Doin the Cockroach

Nov 10th, 2010 10:07:13 pm - Subscribe

I stayed home from school because I bleached my brain after all the madness.

This has been such a slow process. I wish I could say I'm content. The loneliness comes in strange cycles. My thought processes make little sense. I've been on an endless search for a new boyfriend but I push potential candidates away over minor things. I'm making progress, I swear. I'm sure these things usually take time. Two months is a normal recovery period for something like this, right?

I have to admit my life seems much easier now. I don't miss the fights. I don't miss his constant dishonesty. I'm glad my delusions have faded. My previous worries look like ants from up here. I'm glad I'm single. I have all the time in the world to finish things I've started. If my friends call me in the middle of the night inviting me to get high, I have little holding me back. I easily disregard reasons not to sleep with anyone who offers. I can lust over anyone and not feel compelled to confess or push the thoughts away.

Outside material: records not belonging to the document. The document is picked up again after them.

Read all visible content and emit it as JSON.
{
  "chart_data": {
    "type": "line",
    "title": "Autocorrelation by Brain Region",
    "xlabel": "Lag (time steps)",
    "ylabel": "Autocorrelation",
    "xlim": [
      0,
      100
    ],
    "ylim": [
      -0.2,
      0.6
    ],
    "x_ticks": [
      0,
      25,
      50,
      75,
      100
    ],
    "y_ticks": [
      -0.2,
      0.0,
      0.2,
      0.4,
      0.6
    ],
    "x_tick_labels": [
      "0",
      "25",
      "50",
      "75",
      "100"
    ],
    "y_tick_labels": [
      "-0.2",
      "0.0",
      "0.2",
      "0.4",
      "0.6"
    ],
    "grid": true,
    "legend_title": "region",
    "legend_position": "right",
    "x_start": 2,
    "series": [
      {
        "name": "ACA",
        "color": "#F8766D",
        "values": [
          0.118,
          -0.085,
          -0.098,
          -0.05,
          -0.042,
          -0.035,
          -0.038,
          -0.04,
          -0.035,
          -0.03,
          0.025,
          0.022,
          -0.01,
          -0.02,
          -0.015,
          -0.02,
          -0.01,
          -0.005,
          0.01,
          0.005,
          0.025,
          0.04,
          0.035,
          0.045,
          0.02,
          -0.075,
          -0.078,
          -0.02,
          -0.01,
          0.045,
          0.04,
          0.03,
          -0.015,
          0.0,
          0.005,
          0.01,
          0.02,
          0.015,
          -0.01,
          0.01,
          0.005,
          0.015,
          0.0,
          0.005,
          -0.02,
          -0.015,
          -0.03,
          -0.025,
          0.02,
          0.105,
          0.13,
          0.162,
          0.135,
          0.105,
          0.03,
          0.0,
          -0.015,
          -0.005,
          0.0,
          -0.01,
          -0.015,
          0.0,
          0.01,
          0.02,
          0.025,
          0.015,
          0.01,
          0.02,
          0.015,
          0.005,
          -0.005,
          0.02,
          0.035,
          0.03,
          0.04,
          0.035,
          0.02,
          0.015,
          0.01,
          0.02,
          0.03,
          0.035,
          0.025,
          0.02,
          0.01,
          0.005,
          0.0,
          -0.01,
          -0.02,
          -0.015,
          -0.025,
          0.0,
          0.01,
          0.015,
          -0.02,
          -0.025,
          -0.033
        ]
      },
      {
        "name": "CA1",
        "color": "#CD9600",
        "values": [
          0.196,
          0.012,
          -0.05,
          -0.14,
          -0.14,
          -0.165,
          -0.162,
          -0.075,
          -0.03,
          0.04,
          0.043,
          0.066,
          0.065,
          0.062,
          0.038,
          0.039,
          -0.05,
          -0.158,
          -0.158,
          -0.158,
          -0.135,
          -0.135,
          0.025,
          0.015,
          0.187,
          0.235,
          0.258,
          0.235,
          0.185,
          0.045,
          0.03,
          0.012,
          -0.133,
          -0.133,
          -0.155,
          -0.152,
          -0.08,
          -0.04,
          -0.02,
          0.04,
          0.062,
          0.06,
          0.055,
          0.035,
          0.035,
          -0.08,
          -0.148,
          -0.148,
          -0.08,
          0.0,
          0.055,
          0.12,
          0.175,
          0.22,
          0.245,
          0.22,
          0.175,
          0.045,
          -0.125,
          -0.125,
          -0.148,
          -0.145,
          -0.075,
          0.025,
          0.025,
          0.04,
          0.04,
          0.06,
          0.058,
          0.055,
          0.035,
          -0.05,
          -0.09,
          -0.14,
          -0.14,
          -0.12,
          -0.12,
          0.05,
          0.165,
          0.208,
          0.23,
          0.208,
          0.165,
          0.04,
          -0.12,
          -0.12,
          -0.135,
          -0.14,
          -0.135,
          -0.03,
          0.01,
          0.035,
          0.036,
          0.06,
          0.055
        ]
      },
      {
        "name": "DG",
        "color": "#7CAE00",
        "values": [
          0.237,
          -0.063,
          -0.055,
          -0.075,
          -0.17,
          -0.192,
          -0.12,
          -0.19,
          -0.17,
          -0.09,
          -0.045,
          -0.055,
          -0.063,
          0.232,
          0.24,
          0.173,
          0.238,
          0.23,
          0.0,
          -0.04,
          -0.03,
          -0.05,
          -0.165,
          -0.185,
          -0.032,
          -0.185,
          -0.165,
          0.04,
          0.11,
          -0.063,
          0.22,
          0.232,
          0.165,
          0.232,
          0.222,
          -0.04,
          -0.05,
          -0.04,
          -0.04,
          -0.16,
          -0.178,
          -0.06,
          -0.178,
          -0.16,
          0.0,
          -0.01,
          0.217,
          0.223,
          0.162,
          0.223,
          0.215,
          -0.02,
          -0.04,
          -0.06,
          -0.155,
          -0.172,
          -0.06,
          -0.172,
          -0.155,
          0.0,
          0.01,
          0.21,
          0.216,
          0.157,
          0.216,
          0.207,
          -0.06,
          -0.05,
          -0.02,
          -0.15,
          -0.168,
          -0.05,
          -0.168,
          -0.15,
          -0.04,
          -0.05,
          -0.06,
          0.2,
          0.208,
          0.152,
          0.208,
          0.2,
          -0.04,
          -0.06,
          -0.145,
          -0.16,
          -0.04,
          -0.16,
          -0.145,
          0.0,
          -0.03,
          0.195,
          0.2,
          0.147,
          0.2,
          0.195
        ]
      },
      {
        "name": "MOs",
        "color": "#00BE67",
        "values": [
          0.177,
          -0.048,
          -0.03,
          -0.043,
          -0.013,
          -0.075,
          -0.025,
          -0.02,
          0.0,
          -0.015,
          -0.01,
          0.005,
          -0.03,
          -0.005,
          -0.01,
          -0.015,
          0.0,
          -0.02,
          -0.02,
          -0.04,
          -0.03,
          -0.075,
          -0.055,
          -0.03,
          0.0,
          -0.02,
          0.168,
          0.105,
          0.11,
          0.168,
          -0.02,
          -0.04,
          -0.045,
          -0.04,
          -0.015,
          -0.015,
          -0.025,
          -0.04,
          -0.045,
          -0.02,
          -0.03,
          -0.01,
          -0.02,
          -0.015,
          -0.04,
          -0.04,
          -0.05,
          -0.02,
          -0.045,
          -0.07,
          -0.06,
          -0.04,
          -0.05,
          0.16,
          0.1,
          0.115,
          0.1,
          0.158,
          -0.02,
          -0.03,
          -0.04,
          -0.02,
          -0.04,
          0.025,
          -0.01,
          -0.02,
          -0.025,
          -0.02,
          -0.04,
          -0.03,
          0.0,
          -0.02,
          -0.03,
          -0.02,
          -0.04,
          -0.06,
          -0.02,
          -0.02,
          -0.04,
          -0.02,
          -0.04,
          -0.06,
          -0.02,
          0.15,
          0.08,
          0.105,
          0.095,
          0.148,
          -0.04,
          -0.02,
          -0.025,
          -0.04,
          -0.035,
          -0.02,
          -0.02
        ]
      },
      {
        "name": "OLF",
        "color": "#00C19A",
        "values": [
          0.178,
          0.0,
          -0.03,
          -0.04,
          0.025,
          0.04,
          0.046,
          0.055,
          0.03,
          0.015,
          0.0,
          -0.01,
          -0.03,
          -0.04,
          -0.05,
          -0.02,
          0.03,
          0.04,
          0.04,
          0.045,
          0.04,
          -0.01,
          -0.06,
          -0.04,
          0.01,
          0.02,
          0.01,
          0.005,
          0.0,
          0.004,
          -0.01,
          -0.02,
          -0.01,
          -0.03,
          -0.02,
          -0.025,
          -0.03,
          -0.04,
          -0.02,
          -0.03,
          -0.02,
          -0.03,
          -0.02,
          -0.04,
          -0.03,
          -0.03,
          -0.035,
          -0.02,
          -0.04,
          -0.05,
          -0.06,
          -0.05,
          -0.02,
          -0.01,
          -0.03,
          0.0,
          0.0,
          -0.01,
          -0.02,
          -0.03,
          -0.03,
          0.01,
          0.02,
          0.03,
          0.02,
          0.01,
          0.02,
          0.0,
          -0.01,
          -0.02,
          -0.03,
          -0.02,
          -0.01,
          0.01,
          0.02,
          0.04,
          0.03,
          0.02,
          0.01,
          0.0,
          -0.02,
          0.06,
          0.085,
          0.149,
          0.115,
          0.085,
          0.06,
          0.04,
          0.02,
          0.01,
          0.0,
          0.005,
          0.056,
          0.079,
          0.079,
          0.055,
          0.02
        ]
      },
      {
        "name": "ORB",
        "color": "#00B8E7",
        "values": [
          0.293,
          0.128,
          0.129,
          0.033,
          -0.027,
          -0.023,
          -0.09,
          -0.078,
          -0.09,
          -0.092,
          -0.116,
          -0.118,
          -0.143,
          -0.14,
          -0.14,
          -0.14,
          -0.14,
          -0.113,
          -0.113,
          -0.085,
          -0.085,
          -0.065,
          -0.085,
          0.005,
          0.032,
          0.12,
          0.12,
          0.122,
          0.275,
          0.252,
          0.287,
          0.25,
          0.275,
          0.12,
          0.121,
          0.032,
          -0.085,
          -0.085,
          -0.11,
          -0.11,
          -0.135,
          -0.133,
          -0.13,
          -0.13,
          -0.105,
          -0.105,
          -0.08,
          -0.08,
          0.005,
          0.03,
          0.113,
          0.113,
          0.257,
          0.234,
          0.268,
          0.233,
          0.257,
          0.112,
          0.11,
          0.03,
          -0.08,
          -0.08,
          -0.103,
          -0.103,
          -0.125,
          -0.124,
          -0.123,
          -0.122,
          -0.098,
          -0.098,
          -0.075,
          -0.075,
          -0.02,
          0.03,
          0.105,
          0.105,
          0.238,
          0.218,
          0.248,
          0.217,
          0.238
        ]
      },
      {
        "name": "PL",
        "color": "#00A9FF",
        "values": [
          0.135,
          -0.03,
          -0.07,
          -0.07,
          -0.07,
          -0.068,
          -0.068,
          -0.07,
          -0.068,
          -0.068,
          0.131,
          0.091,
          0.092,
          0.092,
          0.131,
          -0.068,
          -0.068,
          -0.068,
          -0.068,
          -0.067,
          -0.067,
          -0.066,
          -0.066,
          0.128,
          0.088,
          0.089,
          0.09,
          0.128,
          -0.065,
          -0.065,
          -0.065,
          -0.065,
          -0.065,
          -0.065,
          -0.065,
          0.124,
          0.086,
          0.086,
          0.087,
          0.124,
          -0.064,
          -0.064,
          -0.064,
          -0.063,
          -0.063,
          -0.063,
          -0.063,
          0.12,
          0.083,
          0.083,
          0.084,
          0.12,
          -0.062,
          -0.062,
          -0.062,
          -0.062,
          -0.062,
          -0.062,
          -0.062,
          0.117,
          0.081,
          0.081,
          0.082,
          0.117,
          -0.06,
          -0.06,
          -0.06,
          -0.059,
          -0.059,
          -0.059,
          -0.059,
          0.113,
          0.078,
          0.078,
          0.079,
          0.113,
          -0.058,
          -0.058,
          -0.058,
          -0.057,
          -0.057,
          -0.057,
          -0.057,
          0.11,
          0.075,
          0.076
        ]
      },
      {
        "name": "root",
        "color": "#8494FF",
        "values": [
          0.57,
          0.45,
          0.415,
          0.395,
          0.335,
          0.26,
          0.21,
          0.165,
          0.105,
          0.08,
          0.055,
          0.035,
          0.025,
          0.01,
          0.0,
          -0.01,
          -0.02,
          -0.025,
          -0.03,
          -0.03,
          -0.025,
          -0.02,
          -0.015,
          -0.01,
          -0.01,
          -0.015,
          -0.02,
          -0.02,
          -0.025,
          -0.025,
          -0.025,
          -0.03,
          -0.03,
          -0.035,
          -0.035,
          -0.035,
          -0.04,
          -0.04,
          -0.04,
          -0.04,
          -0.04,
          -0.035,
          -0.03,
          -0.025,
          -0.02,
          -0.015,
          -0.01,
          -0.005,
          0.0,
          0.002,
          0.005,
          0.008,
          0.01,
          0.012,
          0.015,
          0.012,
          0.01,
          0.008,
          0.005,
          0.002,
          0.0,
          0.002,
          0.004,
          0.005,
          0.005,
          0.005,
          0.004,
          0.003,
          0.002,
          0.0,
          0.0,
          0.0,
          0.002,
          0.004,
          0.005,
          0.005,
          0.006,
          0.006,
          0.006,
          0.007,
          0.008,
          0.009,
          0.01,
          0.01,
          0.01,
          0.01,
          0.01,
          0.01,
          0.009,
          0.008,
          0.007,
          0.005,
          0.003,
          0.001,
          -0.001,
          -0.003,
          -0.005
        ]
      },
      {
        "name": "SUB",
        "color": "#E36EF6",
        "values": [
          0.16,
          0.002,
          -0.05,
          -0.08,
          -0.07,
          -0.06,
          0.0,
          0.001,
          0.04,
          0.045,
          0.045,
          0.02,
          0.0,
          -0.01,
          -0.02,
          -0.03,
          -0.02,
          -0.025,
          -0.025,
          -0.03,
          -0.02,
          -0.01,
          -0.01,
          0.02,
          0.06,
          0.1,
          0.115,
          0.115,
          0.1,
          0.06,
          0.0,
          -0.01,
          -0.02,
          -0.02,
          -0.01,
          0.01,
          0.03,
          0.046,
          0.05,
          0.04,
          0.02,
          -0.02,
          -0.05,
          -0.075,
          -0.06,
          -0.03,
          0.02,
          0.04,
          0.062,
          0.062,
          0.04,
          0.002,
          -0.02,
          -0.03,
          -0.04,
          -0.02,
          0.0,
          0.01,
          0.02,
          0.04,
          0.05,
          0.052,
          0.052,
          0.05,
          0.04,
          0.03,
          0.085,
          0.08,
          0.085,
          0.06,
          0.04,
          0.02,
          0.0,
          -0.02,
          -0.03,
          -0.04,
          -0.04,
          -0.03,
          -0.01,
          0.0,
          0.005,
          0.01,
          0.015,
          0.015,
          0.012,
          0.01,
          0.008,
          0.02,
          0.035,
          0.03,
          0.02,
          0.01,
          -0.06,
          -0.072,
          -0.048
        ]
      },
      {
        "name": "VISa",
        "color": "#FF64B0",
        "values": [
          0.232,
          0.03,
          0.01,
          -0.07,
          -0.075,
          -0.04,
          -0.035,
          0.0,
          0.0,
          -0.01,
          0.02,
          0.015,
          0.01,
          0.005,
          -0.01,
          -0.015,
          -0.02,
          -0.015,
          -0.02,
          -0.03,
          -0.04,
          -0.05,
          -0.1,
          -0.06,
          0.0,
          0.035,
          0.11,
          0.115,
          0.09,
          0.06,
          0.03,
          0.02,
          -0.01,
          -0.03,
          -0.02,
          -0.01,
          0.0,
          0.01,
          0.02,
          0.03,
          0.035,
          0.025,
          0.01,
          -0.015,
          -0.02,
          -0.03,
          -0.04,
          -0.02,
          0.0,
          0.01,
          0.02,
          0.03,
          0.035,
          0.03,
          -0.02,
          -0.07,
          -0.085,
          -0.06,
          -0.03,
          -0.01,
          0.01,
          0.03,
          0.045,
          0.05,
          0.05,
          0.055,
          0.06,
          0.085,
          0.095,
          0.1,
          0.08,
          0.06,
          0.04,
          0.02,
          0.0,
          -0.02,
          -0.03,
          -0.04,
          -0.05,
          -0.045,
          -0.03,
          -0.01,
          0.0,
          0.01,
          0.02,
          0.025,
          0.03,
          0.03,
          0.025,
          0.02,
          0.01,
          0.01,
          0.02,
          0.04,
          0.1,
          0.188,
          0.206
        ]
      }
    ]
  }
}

This life is less expensive, easier, less emotionally draining. Xu and I have all kinds of special moments.

No expectations.
No disappointments.
No pain.

My blue prints for a snugglebot are coming along nicely. Xu is enrolled in fighting lessons to combat the bad guys in my dreams.

It's still not enough, though.

I want exactly what I had, only with a better foundation.

I suggested that Xu pick out his dad this time. He doesn't want anyone but Mommy*.


*Or anyone else who give him food, nip and a piece of food in his fresh water.